Posted by Roger | 28.06.08, 08:38 GMT
And the Brits have for eight years, consistently refused to ban sex offenders from schools, including offenders detected by the FBI. So what kind of a billion dollar vetting system is it, that doesn't ban sex offenders? Web-sites operated by pedophile British teachers, some of whom have offended against hundreds of American children, are still hosted in Britain. So how come the NASUWT can leverage a billion dollar vetting system that can never work, and why is that?

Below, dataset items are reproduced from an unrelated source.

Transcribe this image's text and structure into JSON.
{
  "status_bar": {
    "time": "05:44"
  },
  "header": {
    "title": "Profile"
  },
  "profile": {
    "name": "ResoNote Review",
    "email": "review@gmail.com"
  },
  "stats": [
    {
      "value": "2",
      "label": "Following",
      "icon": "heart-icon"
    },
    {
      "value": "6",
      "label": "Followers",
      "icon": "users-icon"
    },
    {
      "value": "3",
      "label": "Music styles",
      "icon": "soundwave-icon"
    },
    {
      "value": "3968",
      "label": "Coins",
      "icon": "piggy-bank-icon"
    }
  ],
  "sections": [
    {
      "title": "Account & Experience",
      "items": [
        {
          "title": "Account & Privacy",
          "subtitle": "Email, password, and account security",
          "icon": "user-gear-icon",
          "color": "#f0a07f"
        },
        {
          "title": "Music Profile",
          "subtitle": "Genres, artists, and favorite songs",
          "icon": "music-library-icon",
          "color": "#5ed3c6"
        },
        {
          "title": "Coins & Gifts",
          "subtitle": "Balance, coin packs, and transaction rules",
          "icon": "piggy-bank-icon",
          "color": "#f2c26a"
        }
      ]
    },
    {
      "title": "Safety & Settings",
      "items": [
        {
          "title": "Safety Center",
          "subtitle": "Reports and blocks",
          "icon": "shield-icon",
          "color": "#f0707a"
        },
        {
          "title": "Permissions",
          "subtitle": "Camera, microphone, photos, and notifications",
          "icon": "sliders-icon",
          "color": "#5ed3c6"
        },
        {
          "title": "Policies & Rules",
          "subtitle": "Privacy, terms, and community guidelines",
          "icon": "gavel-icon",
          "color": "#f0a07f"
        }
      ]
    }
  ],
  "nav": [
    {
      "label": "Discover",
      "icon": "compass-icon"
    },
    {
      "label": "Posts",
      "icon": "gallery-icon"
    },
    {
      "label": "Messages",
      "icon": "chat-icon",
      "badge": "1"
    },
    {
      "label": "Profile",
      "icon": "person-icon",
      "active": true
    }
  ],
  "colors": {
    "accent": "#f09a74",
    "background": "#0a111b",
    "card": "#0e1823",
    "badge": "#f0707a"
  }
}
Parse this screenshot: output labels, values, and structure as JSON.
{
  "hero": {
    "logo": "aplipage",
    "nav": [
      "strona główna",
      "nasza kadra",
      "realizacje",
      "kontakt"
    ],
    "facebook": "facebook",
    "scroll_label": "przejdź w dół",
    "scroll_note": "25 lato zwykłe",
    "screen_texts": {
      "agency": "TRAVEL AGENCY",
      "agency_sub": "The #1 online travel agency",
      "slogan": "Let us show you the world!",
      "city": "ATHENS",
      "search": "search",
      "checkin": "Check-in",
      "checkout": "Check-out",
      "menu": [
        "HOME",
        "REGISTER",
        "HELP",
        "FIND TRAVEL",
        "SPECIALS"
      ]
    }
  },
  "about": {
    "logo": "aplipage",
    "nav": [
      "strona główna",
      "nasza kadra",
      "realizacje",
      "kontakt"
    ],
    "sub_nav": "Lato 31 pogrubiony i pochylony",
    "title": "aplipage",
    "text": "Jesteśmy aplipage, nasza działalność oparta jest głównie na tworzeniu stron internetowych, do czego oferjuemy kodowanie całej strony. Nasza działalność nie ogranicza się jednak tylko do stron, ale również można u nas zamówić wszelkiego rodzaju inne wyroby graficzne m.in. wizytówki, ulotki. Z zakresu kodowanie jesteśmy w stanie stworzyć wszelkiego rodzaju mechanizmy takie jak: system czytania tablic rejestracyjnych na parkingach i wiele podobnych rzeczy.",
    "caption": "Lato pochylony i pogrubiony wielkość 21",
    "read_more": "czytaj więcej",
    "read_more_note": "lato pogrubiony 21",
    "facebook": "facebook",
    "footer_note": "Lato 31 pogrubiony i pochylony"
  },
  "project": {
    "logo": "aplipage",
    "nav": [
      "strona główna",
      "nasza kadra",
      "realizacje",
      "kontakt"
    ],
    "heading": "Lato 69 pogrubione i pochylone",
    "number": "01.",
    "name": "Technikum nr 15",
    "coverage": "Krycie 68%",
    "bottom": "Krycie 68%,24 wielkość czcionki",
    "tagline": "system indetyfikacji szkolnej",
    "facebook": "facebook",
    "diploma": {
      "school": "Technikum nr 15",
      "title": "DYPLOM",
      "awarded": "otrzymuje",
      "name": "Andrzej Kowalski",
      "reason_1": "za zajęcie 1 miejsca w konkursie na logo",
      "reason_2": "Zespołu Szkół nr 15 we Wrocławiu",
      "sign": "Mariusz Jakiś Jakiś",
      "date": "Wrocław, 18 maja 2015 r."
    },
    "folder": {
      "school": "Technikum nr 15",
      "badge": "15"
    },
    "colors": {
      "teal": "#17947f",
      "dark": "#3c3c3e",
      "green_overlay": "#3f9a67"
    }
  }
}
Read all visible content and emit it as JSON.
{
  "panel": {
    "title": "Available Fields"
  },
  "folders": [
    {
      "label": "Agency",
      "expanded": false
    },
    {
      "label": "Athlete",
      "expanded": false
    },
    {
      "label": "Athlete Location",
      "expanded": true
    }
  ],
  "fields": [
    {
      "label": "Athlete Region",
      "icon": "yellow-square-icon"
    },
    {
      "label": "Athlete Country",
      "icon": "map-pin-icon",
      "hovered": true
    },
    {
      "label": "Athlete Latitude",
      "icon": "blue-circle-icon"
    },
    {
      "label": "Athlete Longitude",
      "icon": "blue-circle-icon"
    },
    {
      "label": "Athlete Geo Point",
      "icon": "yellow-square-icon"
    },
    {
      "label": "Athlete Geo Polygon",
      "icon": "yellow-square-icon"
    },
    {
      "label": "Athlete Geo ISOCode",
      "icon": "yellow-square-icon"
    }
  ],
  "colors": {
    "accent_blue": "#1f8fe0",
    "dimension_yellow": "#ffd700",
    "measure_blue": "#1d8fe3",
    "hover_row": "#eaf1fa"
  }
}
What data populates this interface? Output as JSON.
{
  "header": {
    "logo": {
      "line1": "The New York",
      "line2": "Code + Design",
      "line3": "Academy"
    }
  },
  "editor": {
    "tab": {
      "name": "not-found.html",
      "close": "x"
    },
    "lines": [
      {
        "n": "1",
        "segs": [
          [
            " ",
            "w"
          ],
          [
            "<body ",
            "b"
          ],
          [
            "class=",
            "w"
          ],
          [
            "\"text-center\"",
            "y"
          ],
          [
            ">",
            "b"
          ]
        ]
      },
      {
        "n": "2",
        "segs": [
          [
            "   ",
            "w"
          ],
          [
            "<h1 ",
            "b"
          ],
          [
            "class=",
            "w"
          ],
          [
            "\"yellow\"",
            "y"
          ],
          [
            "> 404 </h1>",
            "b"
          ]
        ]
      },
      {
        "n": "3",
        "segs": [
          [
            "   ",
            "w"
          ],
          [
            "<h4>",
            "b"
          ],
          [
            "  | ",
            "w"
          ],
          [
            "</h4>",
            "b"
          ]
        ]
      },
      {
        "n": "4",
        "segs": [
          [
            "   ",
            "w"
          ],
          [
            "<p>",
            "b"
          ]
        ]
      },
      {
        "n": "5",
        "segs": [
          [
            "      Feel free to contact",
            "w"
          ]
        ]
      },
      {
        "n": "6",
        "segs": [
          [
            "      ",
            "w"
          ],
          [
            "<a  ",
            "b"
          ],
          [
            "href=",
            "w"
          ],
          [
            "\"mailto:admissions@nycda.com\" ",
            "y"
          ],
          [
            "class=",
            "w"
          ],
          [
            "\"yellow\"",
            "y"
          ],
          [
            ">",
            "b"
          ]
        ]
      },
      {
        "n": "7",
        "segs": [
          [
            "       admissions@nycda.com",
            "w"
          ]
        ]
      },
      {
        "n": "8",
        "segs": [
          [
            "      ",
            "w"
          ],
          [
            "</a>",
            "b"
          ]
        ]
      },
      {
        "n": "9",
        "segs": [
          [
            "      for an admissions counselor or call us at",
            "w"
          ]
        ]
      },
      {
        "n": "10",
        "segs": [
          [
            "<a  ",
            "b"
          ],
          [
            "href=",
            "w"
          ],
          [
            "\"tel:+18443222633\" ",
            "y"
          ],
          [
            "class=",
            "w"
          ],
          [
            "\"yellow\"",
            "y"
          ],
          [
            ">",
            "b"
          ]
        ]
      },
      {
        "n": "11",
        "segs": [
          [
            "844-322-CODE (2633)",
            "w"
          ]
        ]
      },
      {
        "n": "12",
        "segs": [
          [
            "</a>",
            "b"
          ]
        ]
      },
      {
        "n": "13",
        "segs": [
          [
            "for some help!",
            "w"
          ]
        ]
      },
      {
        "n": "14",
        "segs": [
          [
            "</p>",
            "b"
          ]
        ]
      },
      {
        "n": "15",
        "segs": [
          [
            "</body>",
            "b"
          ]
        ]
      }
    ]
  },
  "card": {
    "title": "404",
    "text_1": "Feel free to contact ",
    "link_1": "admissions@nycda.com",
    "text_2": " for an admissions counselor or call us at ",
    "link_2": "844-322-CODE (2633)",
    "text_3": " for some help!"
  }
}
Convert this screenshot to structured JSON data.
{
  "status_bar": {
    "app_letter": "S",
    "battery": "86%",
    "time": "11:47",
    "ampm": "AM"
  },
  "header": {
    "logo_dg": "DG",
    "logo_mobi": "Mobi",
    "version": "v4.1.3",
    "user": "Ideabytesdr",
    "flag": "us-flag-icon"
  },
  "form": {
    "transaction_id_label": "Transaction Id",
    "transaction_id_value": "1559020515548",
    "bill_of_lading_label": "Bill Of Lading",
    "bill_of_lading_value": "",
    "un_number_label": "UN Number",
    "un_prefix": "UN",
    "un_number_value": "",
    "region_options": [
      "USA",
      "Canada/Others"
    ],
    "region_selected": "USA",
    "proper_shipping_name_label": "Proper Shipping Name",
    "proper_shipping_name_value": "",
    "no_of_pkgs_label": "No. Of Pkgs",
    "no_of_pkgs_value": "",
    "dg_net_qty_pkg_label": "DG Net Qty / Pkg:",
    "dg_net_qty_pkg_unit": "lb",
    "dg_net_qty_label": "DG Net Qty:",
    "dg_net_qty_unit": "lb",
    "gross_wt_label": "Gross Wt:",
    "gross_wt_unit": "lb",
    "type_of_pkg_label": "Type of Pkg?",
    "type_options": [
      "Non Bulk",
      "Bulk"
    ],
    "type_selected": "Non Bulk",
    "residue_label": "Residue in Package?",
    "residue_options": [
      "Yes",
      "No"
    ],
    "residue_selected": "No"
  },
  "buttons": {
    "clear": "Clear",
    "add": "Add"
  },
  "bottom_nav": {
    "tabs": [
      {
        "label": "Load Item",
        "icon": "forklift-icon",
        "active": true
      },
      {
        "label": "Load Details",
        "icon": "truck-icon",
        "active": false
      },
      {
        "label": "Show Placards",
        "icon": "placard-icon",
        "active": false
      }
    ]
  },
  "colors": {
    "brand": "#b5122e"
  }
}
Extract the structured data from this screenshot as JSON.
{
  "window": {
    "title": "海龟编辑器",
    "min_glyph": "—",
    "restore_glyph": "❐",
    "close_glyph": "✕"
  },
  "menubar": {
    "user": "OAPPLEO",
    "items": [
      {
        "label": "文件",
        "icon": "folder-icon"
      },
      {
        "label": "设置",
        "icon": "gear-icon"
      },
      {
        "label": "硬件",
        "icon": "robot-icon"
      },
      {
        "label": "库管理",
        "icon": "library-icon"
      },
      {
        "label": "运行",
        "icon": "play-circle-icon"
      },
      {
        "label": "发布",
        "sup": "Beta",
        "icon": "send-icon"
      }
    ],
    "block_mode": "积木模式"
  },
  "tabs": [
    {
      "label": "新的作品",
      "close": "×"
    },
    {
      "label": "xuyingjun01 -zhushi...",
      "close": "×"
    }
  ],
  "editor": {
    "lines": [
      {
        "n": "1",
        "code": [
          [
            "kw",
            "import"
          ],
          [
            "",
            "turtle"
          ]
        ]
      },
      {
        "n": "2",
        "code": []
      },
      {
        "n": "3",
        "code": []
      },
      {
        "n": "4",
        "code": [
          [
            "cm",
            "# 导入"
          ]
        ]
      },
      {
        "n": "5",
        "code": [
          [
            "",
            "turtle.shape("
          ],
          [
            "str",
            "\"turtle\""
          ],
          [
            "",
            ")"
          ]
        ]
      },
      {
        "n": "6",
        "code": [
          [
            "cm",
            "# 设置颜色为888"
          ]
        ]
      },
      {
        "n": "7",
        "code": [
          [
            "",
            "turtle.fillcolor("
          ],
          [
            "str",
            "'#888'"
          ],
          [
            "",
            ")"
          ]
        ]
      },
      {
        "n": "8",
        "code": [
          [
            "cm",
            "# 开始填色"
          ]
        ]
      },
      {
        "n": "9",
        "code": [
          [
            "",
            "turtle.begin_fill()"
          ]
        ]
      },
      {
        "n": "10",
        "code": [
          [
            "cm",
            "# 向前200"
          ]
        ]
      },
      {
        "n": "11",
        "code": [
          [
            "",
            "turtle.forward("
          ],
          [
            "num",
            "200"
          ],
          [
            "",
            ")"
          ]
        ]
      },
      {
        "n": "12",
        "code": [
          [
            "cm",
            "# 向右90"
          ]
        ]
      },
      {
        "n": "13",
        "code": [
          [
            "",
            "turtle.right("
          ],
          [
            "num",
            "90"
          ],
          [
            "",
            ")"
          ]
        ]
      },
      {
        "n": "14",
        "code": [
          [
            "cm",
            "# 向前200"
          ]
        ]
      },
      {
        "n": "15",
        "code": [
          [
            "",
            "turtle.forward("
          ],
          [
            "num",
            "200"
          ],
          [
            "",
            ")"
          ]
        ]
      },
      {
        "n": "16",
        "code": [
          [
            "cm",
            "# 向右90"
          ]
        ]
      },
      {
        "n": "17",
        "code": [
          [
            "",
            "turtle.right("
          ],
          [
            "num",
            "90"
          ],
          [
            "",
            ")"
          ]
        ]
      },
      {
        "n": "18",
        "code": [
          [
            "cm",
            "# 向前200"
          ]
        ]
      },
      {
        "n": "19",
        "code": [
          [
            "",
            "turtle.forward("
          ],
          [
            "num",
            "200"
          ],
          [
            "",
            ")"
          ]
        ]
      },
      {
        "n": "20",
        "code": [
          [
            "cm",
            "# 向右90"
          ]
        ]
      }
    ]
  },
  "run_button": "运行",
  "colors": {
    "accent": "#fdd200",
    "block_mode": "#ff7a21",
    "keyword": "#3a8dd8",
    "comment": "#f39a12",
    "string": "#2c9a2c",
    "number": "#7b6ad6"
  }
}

Japan is awash with child pornography filmed in British primary schools, so what has been the point of Bichard, Paul Reeve, Haut de Garenne, is it the British culture to obfuscate everything?
Posted by Gregory Carlin | 28.06.08, 01:10 GMT
And the Brits have for eight years, consistently refused to ban sex offenders from schools, including offenders detected by the FBI. So what kind of a billion dollar vetting system is it, that doesn't ban sex offenders? Web-sites operated by pedophile British teachers, some of whom have offended against hundreds of American children, are still hosted in Britain. So how come the NASUWT can leverage a billion dollar vetting system that can never work, and why is that? Japan is awash with child pornography filmed in British primary schools, so what has been the point of Bichard, Paul Reeve, Haut de Garenne? The entire population is being harassed because the NASUWT want immunity and the pseudo-vetting is simply a billion dollar red-herring.
Posted by Gregory Carlin | 28.06.08, 00:48 GMT
This whole sickening affair is a monument to the stupidity of most of the British public, who are so much putty in tabloid editors' hands. Run a photo of poor little Maddie every day for a year, whip up the great mass of morons, and viola, here is the result.
Posted by oohkuchi | 27.06.08, 22:40 GMT
There is no REAL need for any CRB checks and they have made no child 'safer' at all - because there was no REAL problem in the first place - juts the perception of danger based on no evidence.
No more children are abused now than before and there is no difference btween countries. The difference is, in the UK we are run by PC muppets who think we should all be like Americans in our hysteria and puritanism.
I have lived in many european countries, and when I am there I can talk to children, ask them directions, be normal in other words - and not be considered a 'danger' to children by some helicopter mum, paranoid parent, yummy mummy nutter who through her over-protection is probably damaging her child a lot - as well as making it obese and bringing ot up fatherless! If you want to protect kids, take em away from mum!
I am in the weird position of feeling far more French and mainland European these days than British! Perhaps because I do not just ape the american puritans. Odd.